Normalized tangent bundle, varieties with small codegree and pseudoeffective threshold

TL;DR

This paper investigates Fano manifolds with pseudoeffective normalized tangent bundles, relating their properties to small codegree varieties and explicitly determining pseudoeffective thresholds for tangent bundles of rational homogeneous spaces.

Contribution

It proposes a conjectural classification of such Fano manifolds and computes pseudoeffective thresholds using geometric techniques involving VMRTs and Mukai flops.

Findings

Confirmed the conjectural list in various cases.

Explicitly determined pseudoeffective thresholds for tangent bundles.

Established vanishing theorems for twisted symmetric vector fields.

Abstract

We propose a conjectural list of Fano manifolds of Picard number $1$ with pseudoeffective normalized tangent bundles, which we prove in various situations by relating it to the complete divisibility conjecture of Russo and Zak on varieties with small codegree.
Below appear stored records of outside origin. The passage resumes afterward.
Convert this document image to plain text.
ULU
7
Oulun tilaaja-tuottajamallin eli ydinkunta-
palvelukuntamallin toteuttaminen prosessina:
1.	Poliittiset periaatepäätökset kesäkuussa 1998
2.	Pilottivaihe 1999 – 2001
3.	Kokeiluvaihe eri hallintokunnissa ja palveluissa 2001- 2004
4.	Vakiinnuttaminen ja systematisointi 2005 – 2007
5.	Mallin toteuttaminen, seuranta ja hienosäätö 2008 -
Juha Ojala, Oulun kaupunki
Furthermore, the pseudoeffective thresholds and hence the pseudoeffective cones of the projectivized tangent bundles of rational homogeneous spaces of Picard number $1$ are explicitly determined by studying the total dual VMRT and the geometry of stratified Mukai flops. As a by-product, we obtain sharp vanishing theorems on the global twisted symmetric holomorphic vector fields on rational homogeneous spaces of Picard number $1$.